One of the murders was in Washington County. Four were in Rutland County, two each in Chittenden , Windsor, and Essex, the first murders there since 1973. Five of the victims were killed by a partner and three by a family member. Most of the murders were committed in or right near the victim’s home.

Seven of the 11 domestic violence victims were killed by gunshot, the report said, four from handguns and three from rifles. In two of those cases, Fitzgerald said, the shooter was a “prohibited person” who was not permitted to have a firearm under the Federal Gun Control Act.

“One of highest risk factors that make a difference between  homicide and assault is the availability of handguns,” Websdale said. “If enforcement around the Brady Law is weak, that could be a significant factor.”

In Vermont, the enforcement is weak.
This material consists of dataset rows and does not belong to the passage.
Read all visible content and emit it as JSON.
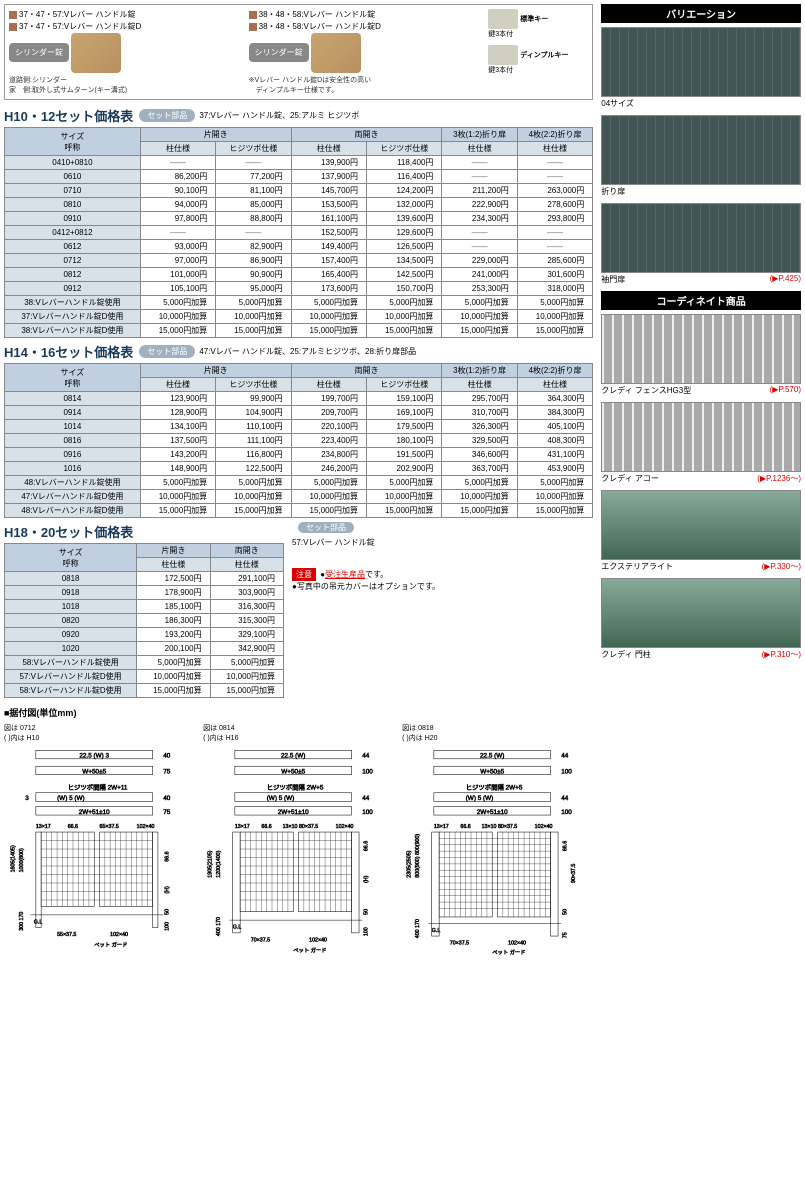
{
  "locks": {
    "left": {
      "l1": "37・47・57:Vレバー ハンドル錠",
      "l2": "37・47・57:Vレバー ハンドル錠D",
      "badge": "シリンダー錠",
      "note": "道路側:シリンダー\n家　側:取外し式サムターン(キー溝式)"
    },
    "right": {
      "l1": "38・48・58:Vレバー ハンドル錠",
      "l2": "38・48・58:Vレバー ハンドル錠D",
      "badge": "シリンダー錠",
      "note": "※Vレバー ハンドル錠Dは安全性の高い\n　ディンプルキー仕様です。"
    },
    "key1": "標準キー",
    "key1sub": "鍵3本付",
    "key2": "ディンプルキー",
    "key2sub": "鍵3本付"
  },
  "table1": {
    "title": "H10・12セット価格表",
    "pill": "セット部品",
    "parts": "37:Vレバー ハンドル錠、25:アルミ ヒジツボ",
    "h1": "サイズ\n呼称",
    "g1": "片開き",
    "g2": "両開き",
    "g3": "3枚(1:2)折り扉",
    "g4": "4枚(2:2)折り扉",
    "sh": [
      "柱仕様",
      "ヒジツボ仕様",
      "柱仕様",
      "ヒジツボ仕様",
      "柱仕様",
      "柱仕様"
    ],
    "rows": [
      {
        "s": "0410+0810",
        "v": [
          "——",
          "——",
          "139,900円",
          "118,400円",
          "——",
          "——"
        ]
      },
      {
        "s": "0610",
        "v": [
          "86,200円",
          "77,200円",
          "137,900円",
          "116,400円",
          "——",
          "——"
        ]
      },
      {
        "s": "0710",
        "v": [
          "90,100円",
          "81,100円",
          "145,700円",
          "124,200円",
          "211,200円",
          "263,000円"
        ]
      },
      {
        "s": "0810",
        "v": [
          "94,000円",
          "85,000円",
          "153,500円",
          "132,000円",
          "222,900円",
          "278,600円"
        ]
      },
      {
        "s": "0910",
        "v": [
          "97,800円",
          "88,800円",
          "161,100円",
          "139,600円",
          "234,300円",
          "293,800円"
        ]
      },
      {
        "s": "0412+0812",
        "v": [
          "——",
          "——",
          "152,500円",
          "129,600円",
          "——",
          "——"
        ]
      },
      {
        "s": "0612",
        "v": [
          "93,000円",
          "82,900円",
          "149,400円",
          "126,500円",
          "——",
          "——"
        ]
      },
      {
        "s": "0712",
        "v": [
          "97,000円",
          "86,900円",
          "157,400円",
          "134,500円",
          "229,000円",
          "285,600円"
        ]
      },
      {
        "s": "0812",
        "v": [
          "101,000円",
          "90,900円",
          "165,400円",
          "142,500円",
          "241,000円",
          "301,600円"
        ]
      },
      {
        "s": "0912",
        "v": [
          "105,100円",
          "95,000円",
          "173,600円",
          "150,700円",
          "253,300円",
          "318,000円"
        ]
      },
      {
        "s": "38:Vレバーハンドル錠使用",
        "v": [
          "5,000円加算",
          "5,000円加算",
          "5,000円加算",
          "5,000円加算",
          "5,000円加算",
          "5,000円加算"
        ]
      },
      {
        "s": "37:Vレバーハンドル錠D使用",
        "v": [
          "10,000円加算",
          "10,000円加算",
          "10,000円加算",
          "10,000円加算",
          "10,000円加算",
          "10,000円加算"
        ]
      },
      {
        "s": "38:Vレバーハンドル錠D使用",
        "v": [
          "15,000円加算",
          "15,000円加算",
          "15,000円加算",
          "15,000円加算",
          "15,000円加算",
          "15,000円加算"
        ]
      }
    ]
  },
  "table2": {
    "title": "H14・16セット価格表",
    "pill": "セット部品",
    "parts": "47:Vレバー ハンドル錠、25:アルミヒジツボ、28:折り扉部品",
    "rows": [
      {
        "s": "0814",
        "v": [
          "123,900円",
          "99,900円",
          "199,700円",
          "159,100円",
          "295,700円",
          "364,300円"
        ]
      },
      {
        "s": "0914",
        "v": [
          "128,900円",
          "104,900円",
          "209,700円",
          "169,100円",
          "310,700円",
          "384,300円"
        ]
      },
      {
        "s": "1014",
        "v": [
          "134,100円",
          "110,100円",
          "220,100円",
          "179,500円",
          "326,300円",
          "405,100円"
        ]
      },
      {
        "s": "0816",
        "v": [
          "137,500円",
          "111,100円",
          "223,400円",
          "180,100円",
          "329,500円",
          "408,300円"
        ]
      },
      {
        "s": "0916",
        "v": [
          "143,200円",
          "116,800円",
          "234,800円",
          "191,500円",
          "346,600円",
          "431,100円"
        ]
      },
      {
        "s": "1016",
        "v": [
          "148,900円",
          "122,500円",
          "246,200円",
          "202,900円",
          "363,700円",
          "453,900円"
        ]
      },
      {
        "s": "48:Vレバーハンドル錠使用",
        "v": [
          "5,000円加算",
          "5,000円加算",
          "5,000円加算",
          "5,000円加算",
          "5,000円加算",
          "5,000円加算"
        ]
      },
      {
        "s": "47:Vレバーハンドル錠D使用",
        "v": [
          "10,000円加算",
          "10,000円加算",
          "10,000円加算",
          "10,000円加算",
          "10,000円加算",
          "10,000円加算"
        ]
      },
      {
        "s": "48:Vレバーハンドル錠D使用",
        "v": [
          "15,000円加算",
          "15,000円加算",
          "15,000円加算",
          "15,000円加算",
          "15,000円加算",
          "15,000円加算"
        ]
      }
    ]
  },
  "table3": {
    "title": "H18・20セット価格表",
    "pill": "セット部品",
    "parts": "57:Vレバー ハンドル錠",
    "h1": "サイズ\n呼称",
    "g1": "片開き",
    "g2": "両開き",
    "sh": [
      "柱仕様",
      "柱仕様"
    ],
    "caution": "注意",
    "order": "受注生産品",
    "orderSuffix": "です。",
    "note2": "●写真中の吊元カバーはオプションです。",
    "rows": [
      {
        "s": "0818",
        "v": [
          "172,500円",
          "291,100円"
        ]
      },
      {
        "s": "0918",
        "v": [
          "178,900円",
          "303,900円"
        ]
      },
      {
        "s": "1018",
        "v": [
          "185,100円",
          "316,300円"
        ]
      },
      {
        "s": "0820",
        "v": [
          "186,300円",
          "315,300円"
        ]
      },
      {
        "s": "0920",
        "v": [
          "193,200円",
          "329,100円"
        ]
      },
      {
        "s": "1020",
        "v": [
          "200,100円",
          "342,900円"
        ]
      },
      {
        "s": "58:Vレバーハンドル錠使用",
        "v": [
          "5,000円加算",
          "5,000円加算"
        ]
      },
      {
        "s": "57:Vレバーハンドル錠D使用",
        "v": [
          "10,000円加算",
          "10,000円加算"
        ]
      },
      {
        "s": "58:Vレバーハンドル錠D使用",
        "v": [
          "15,000円加算",
          "15,000円加算"
        ]
      }
    ]
  },
  "diag": {
    "title": "■据付図(単位mm)",
    "d1": "図は 0712\n( )内は H10",
    "d2": "図は 0814\n( )内は H16",
    "d3": "図は 0818\n( )内は H20"
  },
  "side": {
    "h1": "バリエーション",
    "h2": "コーディネイト商品",
    "items1": [
      {
        "cap": "04サイズ",
        "link": ""
      },
      {
        "cap": "折り扉",
        "link": ""
      },
      {
        "cap": "袖門扉",
        "link": "(▶P.425)"
      }
    ],
    "items2": [
      {
        "cap": "クレディ フェンスHG3型",
        "link": "(▶P.570)"
      },
      {
        "cap": "クレディ アコー",
        "link": "(▶P.1236〜)"
      },
      {
        "cap": "エクステリアライト",
        "link": "(▶P.330〜)"
      },
      {
        "cap": "クレディ 門柱",
        "link": "(▶P.310〜)"
      }
    ]
  }
}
Unlike New Hampshire, where Fitzgerald said there is, “a state statute setting up a process for relinquishing guns,” Vermont has a hodge-podge system in which judges handle different cases in different ways, sometimes handing the weapons over to a family member.

In one recent case, Fitzgerald said, the judge allowed the family member to return the “prohibited person’s” rifle to him for hunting season. The man killed himself. In its report, the Commission recommends that “defendants not be allowed access to guns…even during hinting season (and that) family members not be given the responsibility of storing the defendants’ weapons.

“Firearms are a huge issue in terms of the percentage of homicides,” Fitzgerald said, but “we don’t know whether lack of gun control here has a correlation (to the high murder rate).  We go back and forth on the gun control issue because it’s a political hot potato.”